Samuel "Lee" Swain, Sergeant First Class
Imagine sitting a Bell UH-1 Iroquois "Huey" military helicopter in the middle of an assault mission in the Vietnam War. But instead of shooting bullets, your job is to shoot photographs. That was Samuel “Lee” Swain’s job when he served as a US Army photographer.
From 1968 to 1970, Swain served in the Department of the Army Special Photographic Office (DASPO), which was activated by President John F. Kennedy in 1962 to gather visual documentation of military operations for the US government. Originally, Swain enlisted in the US Air Force, where he was trained as a photographer, in 1951. He served in the Korean War but left the Air Force after four years of duty. He attempted to go to college but dropped out because he was “sitting in class watching the birds. I needed to get outside,” he recalled.
In 1958, Swain went back to military service and enlisted in the Army. Swain trained in motion pictures at Fort Monmouth, New Jersey, after which, he reported to DASPO at Fort Shafter in Honolulu, Hawaii, where he covered visits of President Lyndon B. Johnson four times. During this time, Swain married his wife, Ann, in 1965 and had two children.
After Fort Shafter, Swain was sent on assignments in various locations, including the making of motion pictures for the Republic of Vietnam National Police, the Thai Army, the Korean Army, and the 173rd Airborne Brigade. He also went on several helicopter operations and assault missions in Vietnam.
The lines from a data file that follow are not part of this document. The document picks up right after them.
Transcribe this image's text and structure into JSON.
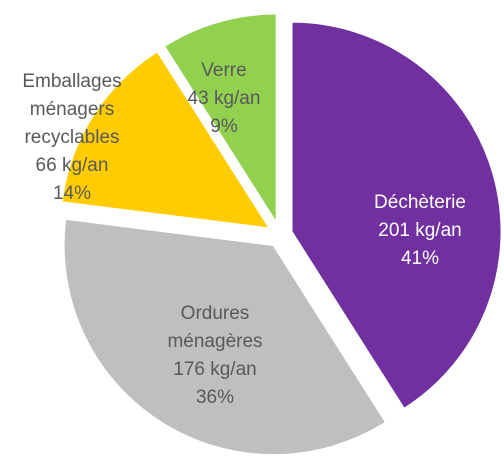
{
  "chart_data": {
    "type": "pie",
    "categories": [
      "Déchèterie",
      "Ordures ménagères",
      "Emballages ménagers recyclables",
      "Verre"
    ],
    "values": [
      41,
      36,
      14,
      9
    ],
    "value_labels": [
      "41%",
      "36%",
      "14%",
      "9%"
    ],
    "amounts": [
      201,
      176,
      66,
      43
    ],
    "amount_labels": [
      "201 kg/an",
      "176 kg/an",
      "66 kg/an",
      "43 kg/an"
    ],
    "colors": [
      "#7030a0",
      "#bfbfbf",
      "#ffcc00",
      "#92d050"
    ],
    "label_colors": [
      "#ffffff",
      "#595959",
      "#595959",
      "#595959"
    ]
  }
}
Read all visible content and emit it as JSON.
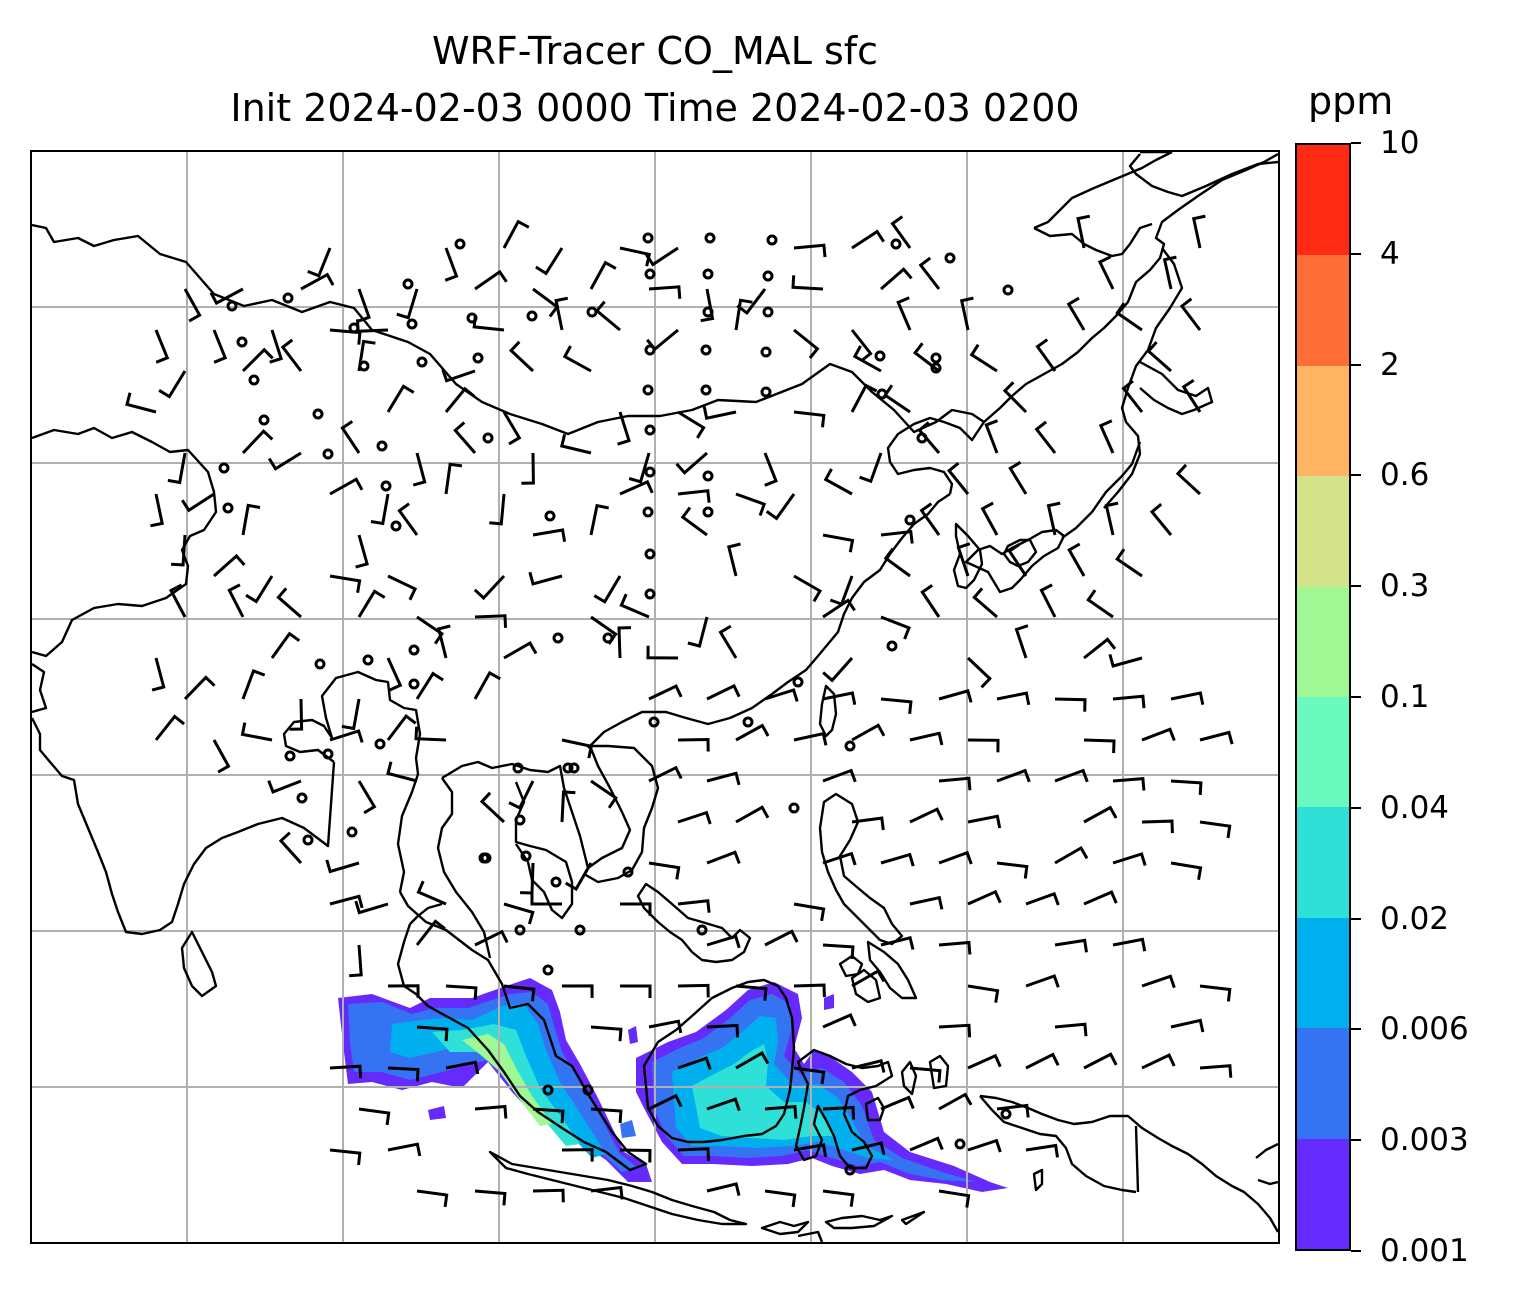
{
  "title": {
    "line1": "WRF-Tracer CO_MAL sfc",
    "line2": "Init 2024-02-03 0000 Time 2024-02-03 0200"
  },
  "colorbar": {
    "unit": "ppm",
    "labels_top_to_bottom": [
      "10",
      "4",
      "2",
      "0.6",
      "0.3",
      "0.1",
      "0.04",
      "0.02",
      "0.006",
      "0.003",
      "0.001"
    ],
    "colors_top_to_bottom": [
      "#ff2a14",
      "#ff6d38",
      "#feb462",
      "#d4e28a",
      "#9ff894",
      "#6afac0",
      "#2ee0d8",
      "#00b0ee",
      "#3474f3",
      "#652bfd"
    ]
  },
  "map": {
    "gridlines": true,
    "coastlines": true,
    "wind_barbs": true,
    "tracer_plume_colors": [
      "#652bfd",
      "#3474f3",
      "#00b0ee",
      "#2ee0d8",
      "#9ff894"
    ]
  }
}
But Swain’s most significant assignment was gathering footage of the Tet Offensive, where he shot film at three different embassies.
Swain looked back fondly on his time as a photographer for the Army and Air Force and hoped people appreciate the sacrifices he and other DASPO servicemen made in order to capture images of these important events.
After retiring from the military in 1981, Swain continued to do contract work for the government and served as a chaplain and commander of the Veterans of Foreign Wars Post 76. Flashes of his work can be viewed in “Faces of War: Documenting the Vietnam War from the Front Lines,” a collection of photographs and motion pictures by DASPO that provide a unique perspective of the second longest American war. Swain passed away on September 30th, 2017.